ASSESSMENT OF SOIL ERODIBILITY ESTIMATORS ON SELECTED SOIL TYPES IN SOUTHERN NIGERIA
Keywords:
K factor estimation, Regression, Soil erodibility, Soil erosionAbstract
Soil erosion is a major threat to food security and agricultural development at local, national, and international levels. Various soil erosion models have been developed globally to address erosion issues and safeguard soil resources. Studies in southern Nigeria have demonstrated the use of these models and GIS for estimating soil erodibility and mapping erosion hazards. Empirical models have also enhanced soil erodibility assessments, aiding sustainable land management in the region. Soil erodibility, represented by the K-factor, is a crucial parameter for assessing soil vulnerability to water erosion and predicting erosion rates.

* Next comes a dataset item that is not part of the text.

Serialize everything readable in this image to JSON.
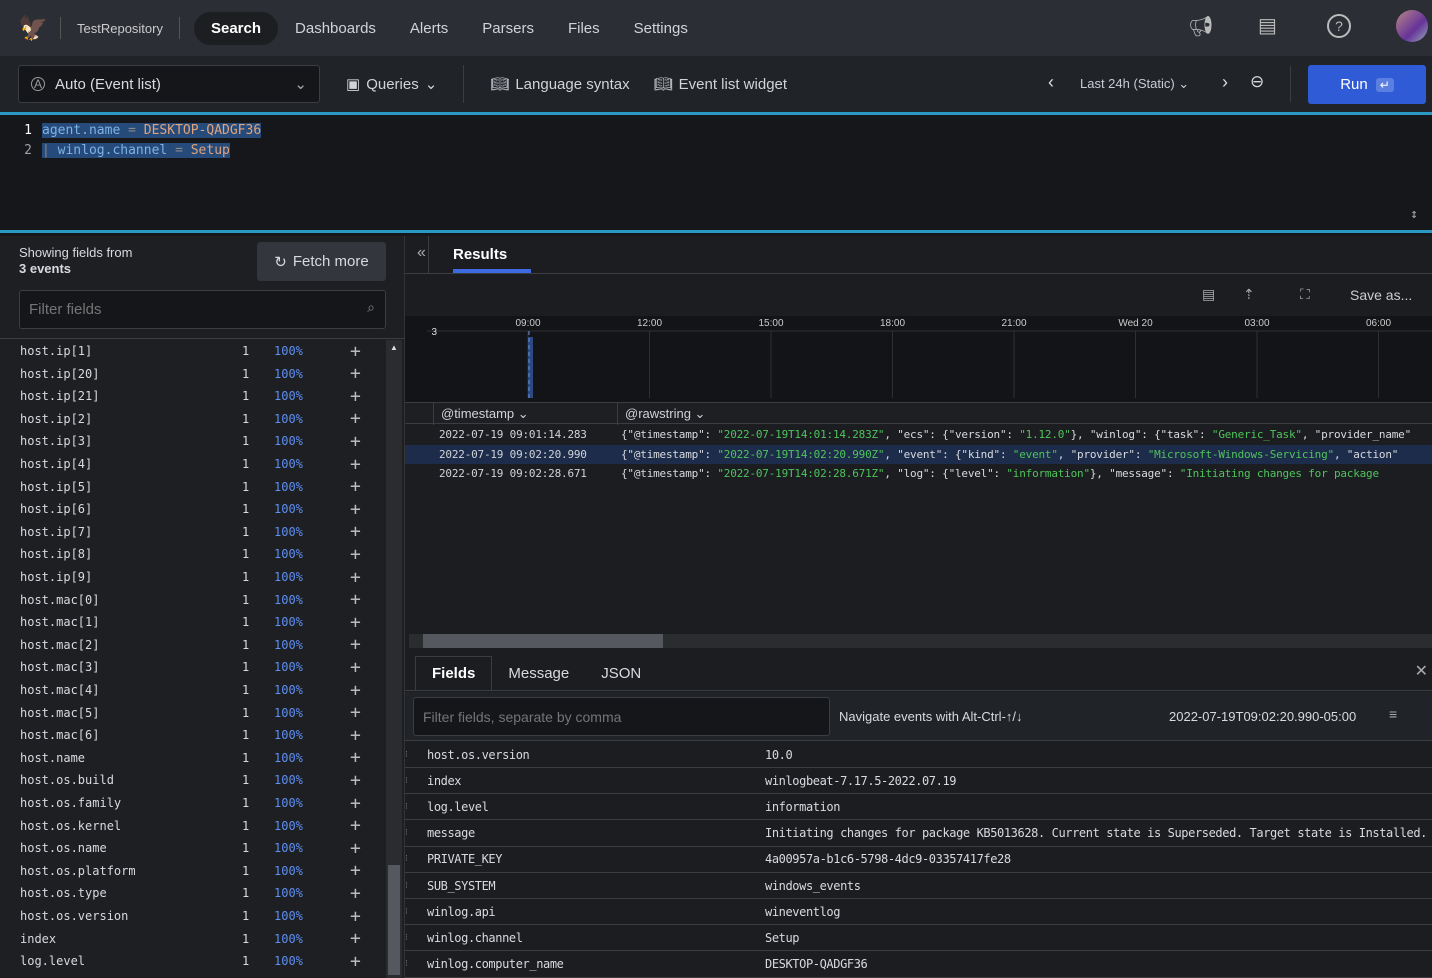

Therefore, this study used a literature survey to compute soil erodibility data from 24 natural runoff plots in southern Nigeria from 1975 to 2023 to evaluate the accuracy of K-factor estimates by the Soil Erodibility Nomograph (Nomo), Erosion Productivity Impact Calculator (EPIC), and Geometric Mean Particle Diameter (Dg) models on Alfisols and Ultisols. The models' performance was assessed using metrics such as Nash-Sutcliffe Efficiency (NSE), percentage bias, coefficient of determination (R2), and the p-value from the Mann-Whitney U test. Results showed that field-measured values ranged from 0.007 to 0.108 Mg h MJ-1 mm-1. The nomograph overestimated the K-factor by 14.1%, while EPIC and Dg underestimated it by 80.1% and 82.8% respectively. The nomograph model performed best for Ultisols (R2 = 0.75, NSE = 0.56) and to a lesser extent for Alfisols (R2 = 0.45, NSE = 0.40). To develop new empirical equations for predicting soil erodibility from soil data in southern Nigeria, where natural runoff plots are unavailable, a significant non-linear regression analysis is required between field-measured and predicted K-factors.